Des ressources largement suffisantes
Face à ces passe-droits et autres petits arrangements coupables, le ras-le-bol est de plus en plus vif. Dotée de ressources hydrauliques inépuisables, l’Afrique subsaharienne dispose d’une houille blanche qui n’a jamais été valorisée comme elle aurait dû l’être. La Guinée, systématiquement qualifiée de château d’eau de l’Afrique de l’Ouest, ne parvient pas à produire suffisamment de courant pour transformer localement sa bauxite en aluminium. Elle se voit forcée d’exporter la matière première sans profiter de sa valeur ajoutée. Idem au Cameroun, qui dispose du deuxième potentiel hydraulique d’Afrique, après la RD Congo. Le géant congolais détient pourtant à Inga un site prometteur pour l’avenir énergétique du continent tout entier. Les barrages du « Grand Inga » pourraient tirer profit du courant du fleuve Congo et développer une puissance de 39 000 MW (plus du double du barrage des Trois-Gorges en Chine), ce qui lui permettrait d’exporter du courant du Caire au Cap. Reste à trouver le financement de l’ouvrage, estimé entre 40 milliards et 50 milliards de dollars (voir ci-contre) !
Mais la mobilisation des ressources n’implique pas forcément des réalisations aussi pharaoniques que celle d’Inga. Localement, des solutions existent, qui visent à valoriser les atouts de chacun pour contribuer à satisfaire les besoins de tous. Ainsi, au Gabon, les réserves d’hydrocarbures sont désormais utilisées pour produire du courant, comme le fait la Société d’énergie et d’eau du Gabon (SEEG) en alimentant sa centrale d’Owendo avec du gaz gabonais. Un contrat d’achat a été signé avec le français Perenco pour la fourniture de 100 millions de m3 de gaz par an. Extrait de champs pétrolifères situés au sud de Port-Gentil, le combustible sera acheminé par pipeline jusqu’à Libreville sur une distance de 600 km.

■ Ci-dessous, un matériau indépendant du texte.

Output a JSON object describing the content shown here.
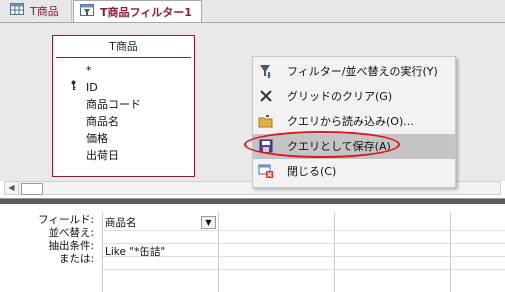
{
  "tabs": [
    {
      "label": "T商品",
      "icon": "table-icon"
    },
    {
      "label": "T商品フィルター1",
      "icon": "filter-design-icon"
    }
  ],
  "table_box": {
    "title": "T商品",
    "fields": [
      "*",
      "ID",
      "商品コード",
      "商品名",
      "価格",
      "出荷日"
    ]
  },
  "context_menu": {
    "items": [
      {
        "label": "フィルター/並べ替えの実行(Y)",
        "icon": "apply-filter-icon"
      },
      {
        "label": "グリッドのクリア(G)",
        "icon": "clear-grid-icon"
      },
      {
        "label": "クエリから読み込み(O)...",
        "icon": "load-from-query-icon"
      },
      {
        "label": "クエリとして保存(A)",
        "icon": "save-icon",
        "highlighted": true
      },
      {
        "label": "閉じる(C)",
        "icon": "close-icon"
      }
    ]
  },
  "grid": {
    "row_labels": [
      "フィールド:",
      "並べ替え:",
      "抽出条件:",
      "または:"
    ],
    "column1": {
      "field": "商品名",
      "criteria": "Like \"*缶詰\""
    }
  },
  "colors": {
    "accent": "#8b1e36",
    "highlight_oval": "#e0141e"
  }
}
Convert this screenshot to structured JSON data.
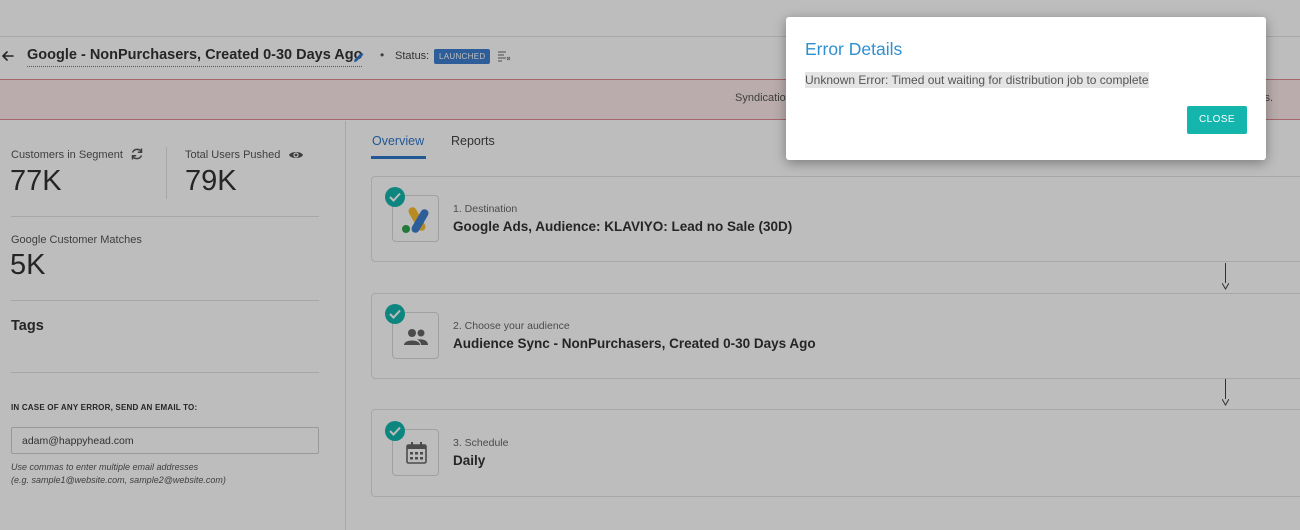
{
  "header": {
    "title": "Google - NonPurchasers, Created 0-30 Days Ago",
    "status_label": "Status:",
    "status_badge": "LAUNCHED",
    "separator": "•"
  },
  "banner": {
    "text": "Syndicatio",
    "tail": "ls."
  },
  "stats": {
    "customers_label": "Customers in Segment",
    "customers_value": "77K",
    "pushed_label": "Total Users Pushed",
    "pushed_value": "79K",
    "matches_label": "Google Customer Matches",
    "matches_value": "5K"
  },
  "tags": {
    "title": "Tags"
  },
  "error_email": {
    "heading": "IN CASE OF ANY ERROR, SEND AN EMAIL TO:",
    "value": "adam@happyhead.com",
    "hint_line1": "Use commas to enter multiple email addresses",
    "hint_line2": "(e.g. sample1@website.com, sample2@website.com)"
  },
  "tabs": [
    {
      "label": "Overview"
    },
    {
      "label": "Reports"
    }
  ],
  "steps": [
    {
      "kicker": "1. Destination",
      "title": "Google Ads, Audience: KLAVIYO: Lead no Sale (30D)",
      "icon": "google-ads-icon"
    },
    {
      "kicker": "2. Choose your audience",
      "title": "Audience Sync - NonPurchasers, Created 0-30 Days Ago",
      "icon": "people-icon"
    },
    {
      "kicker": "3. Schedule",
      "title": "Daily",
      "icon": "calendar-icon"
    }
  ],
  "modal": {
    "title": "Error Details",
    "message": "Unknown Error: Timed out waiting for distribution job to complete",
    "close_label": "CLOSE"
  },
  "colors": {
    "accent_blue": "#2f77c8",
    "teal": "#14b5ad",
    "error_border": "#e08a8f",
    "badge_blue": "#3d7fd0"
  }
}
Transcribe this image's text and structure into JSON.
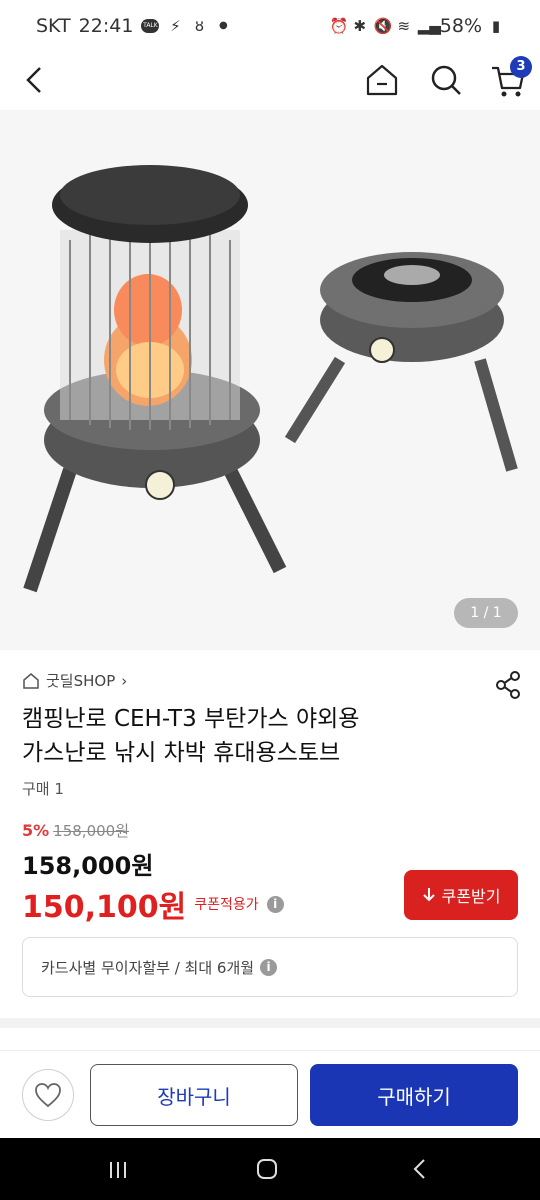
{
  "status_bar": {
    "carrier": "SKT",
    "time": "22:41",
    "battery": "58%",
    "icons": [
      "talk-icon",
      "bolt-icon",
      "nav-icon",
      "dot-icon",
      "alarm-icon",
      "bluetooth-icon",
      "mute-icon",
      "wifi-icon",
      "signal-icon",
      "battery-icon"
    ]
  },
  "app_bar": {
    "cart_count": "3"
  },
  "hero": {
    "page_indicator": "1 / 1"
  },
  "product": {
    "store_name": "굿딜SHOP",
    "store_chevron": "›",
    "title_line1": "캠핑난로 CEH-T3 부탄가스 야외용",
    "title_line2": "가스난로 낚시 차박 휴대용스토브",
    "sold": "구매 1",
    "discount_rate": "5%",
    "original_price": "158,000원",
    "price": "158,000원",
    "coupon_price": "150,100원",
    "coupon_label": "쿠폰적용가",
    "coupon_button": "쿠폰받기",
    "card_info": "카드사별 무이자할부 / 최대 6개월"
  },
  "bottom_bar": {
    "add_to_cart": "장바구니",
    "buy_now": "구매하기"
  },
  "colors": {
    "accent_blue": "#1a36b5",
    "sale_red": "#e02020",
    "coupon_red": "#d9211f"
  }
}
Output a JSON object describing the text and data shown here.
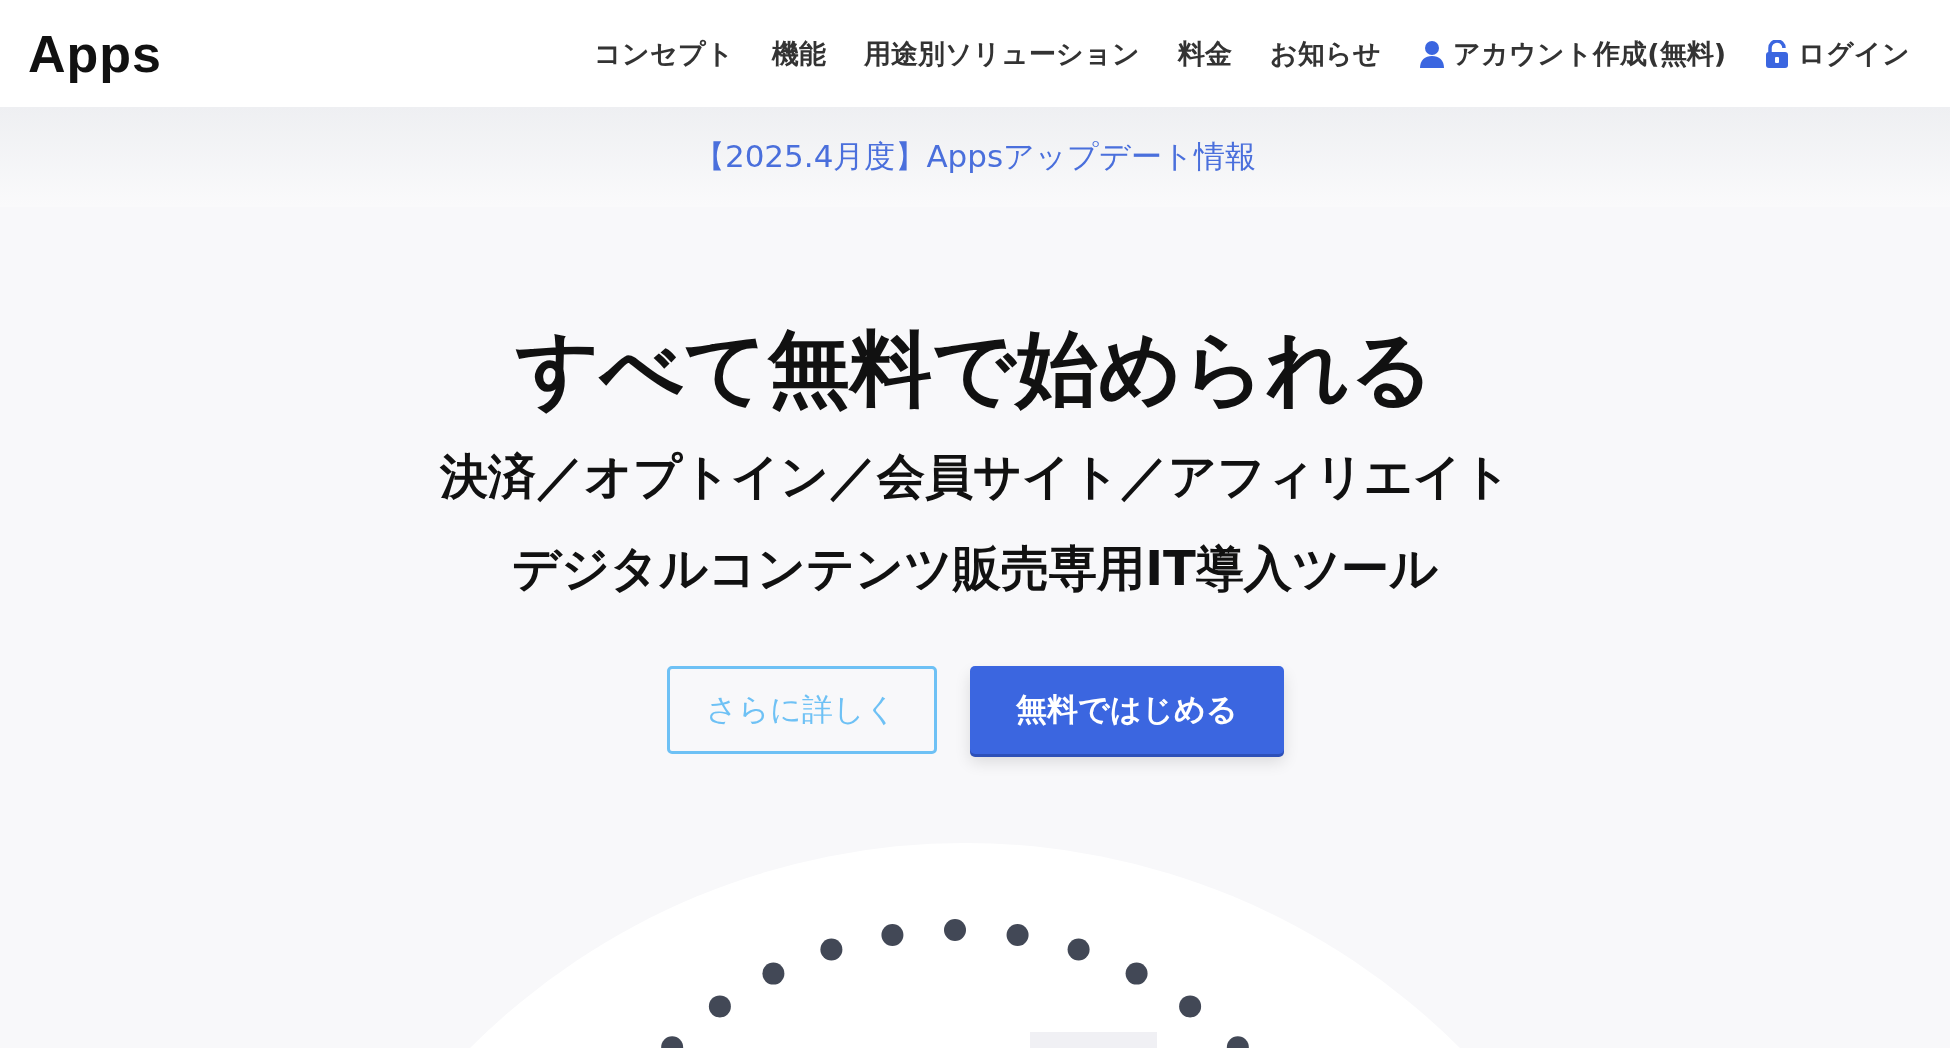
{
  "header": {
    "logo": "Apps",
    "nav": [
      {
        "label": "コンセプト",
        "kind": "text"
      },
      {
        "label": "機能",
        "kind": "text"
      },
      {
        "label": "用途別ソリューション",
        "kind": "text"
      },
      {
        "label": "料金",
        "kind": "text"
      },
      {
        "label": "お知らせ",
        "kind": "text"
      },
      {
        "label": "アカウント作成(無料)",
        "kind": "account"
      },
      {
        "label": "ログイン",
        "kind": "login"
      }
    ]
  },
  "banner": {
    "link": "【2025.4月度】Appsアップデート情報"
  },
  "hero": {
    "title": "すべて無料で始められる",
    "subtitle_lines": [
      "決済／オプトイン／会員サイト／アフィリエイト",
      "デジタルコンテンツ販売専用IT導入ツール"
    ],
    "buttons": [
      {
        "label": "さらに詳しく",
        "kind": "outline"
      },
      {
        "label": "無料ではじめる",
        "kind": "primary"
      }
    ]
  }
}
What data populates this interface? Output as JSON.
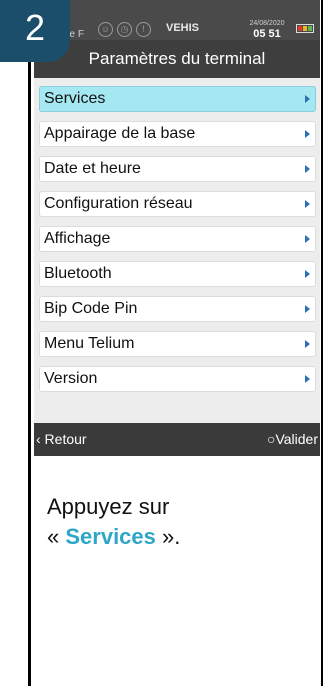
{
  "step": {
    "number": "2"
  },
  "status_bar": {
    "operator": "ge F",
    "brand": "VEHIS",
    "date": "24/08/2020",
    "time": "05 51",
    "battery_color": "#e03c2c",
    "battery_colors": [
      "#e03c2c",
      "#f0b428",
      "#5fb84a"
    ],
    "icons": [
      "person-icon",
      "clock-icon",
      "info-icon"
    ]
  },
  "header": {
    "title": "Paramètres du terminal"
  },
  "menu": {
    "items": [
      {
        "label": "Services",
        "selected": true
      },
      {
        "label": "Appairage de la base"
      },
      {
        "label": "Date et heure"
      },
      {
        "label": "Configuration réseau"
      },
      {
        "label": "Affichage"
      },
      {
        "label": "Bluetooth"
      },
      {
        "label": "Bip Code Pin"
      },
      {
        "label": "Menu Telium"
      },
      {
        "label": "Version"
      }
    ]
  },
  "footer": {
    "back_label": "‹ Retour",
    "ok_label": "○Valider"
  },
  "instruction": {
    "prefix": "Appuyez sur",
    "open_quote": "« ",
    "highlight": "Services",
    "suffix": " »."
  },
  "colors": {
    "accent": "#2fa6c8",
    "selected_bg": "#a6e8f2",
    "badge": "#1b4e6b"
  }
}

Cette solution n’est pas réservée aux seuls producteurs d’hydrocarbures. Un gazoduc de 678 km en cours d’installation va ainsi permettre au Bénin, au Togo et au Ghana de profiter du gaz nigérian pour produire leur propre énergie. Une coopération que favorise la Cedeao à travers le West African Power Pool, réseau électrique sous-régional qui vise à renforcer la complémentarité entre ses membres. Ainsi l’interconnexion entre la Côte d’Ivoire et le Mali, qui a été lancée le 26 janvier dernier à Sikasso, constitue un maillon dans la toile d’araignée énergétique qui doit relier à terme les pays d’Afrique de l’Ouest.
Certes, tout le monde n’a pas la chance, comme le Nigeria, le Gabon ou la Côte d’Ivoire, d’avoir des hydrocarbures à revendre. Tout le monde n’a pas la chance non plus, comme le Cameroun ou la Guinée, d’avoir un réseau fluvial adapté à la production d’électricité. Certes, l’Afrique du Sud n’a pas de pétrole, ni même de fleuve aussi puissant que le Congo. Mais elle a des voisins. Et si elle a longtemps revendu son énergie à ses partenaires du Pool énergétique d’Afrique australe, pourquoi ne pourrait-elle pas devenir leur cliente ? Le Mozambique est déjà exportateur d’hydroélectricité aujourd’hui. La Namibie, grâce à son propre uranium, pourrait le devenir demain.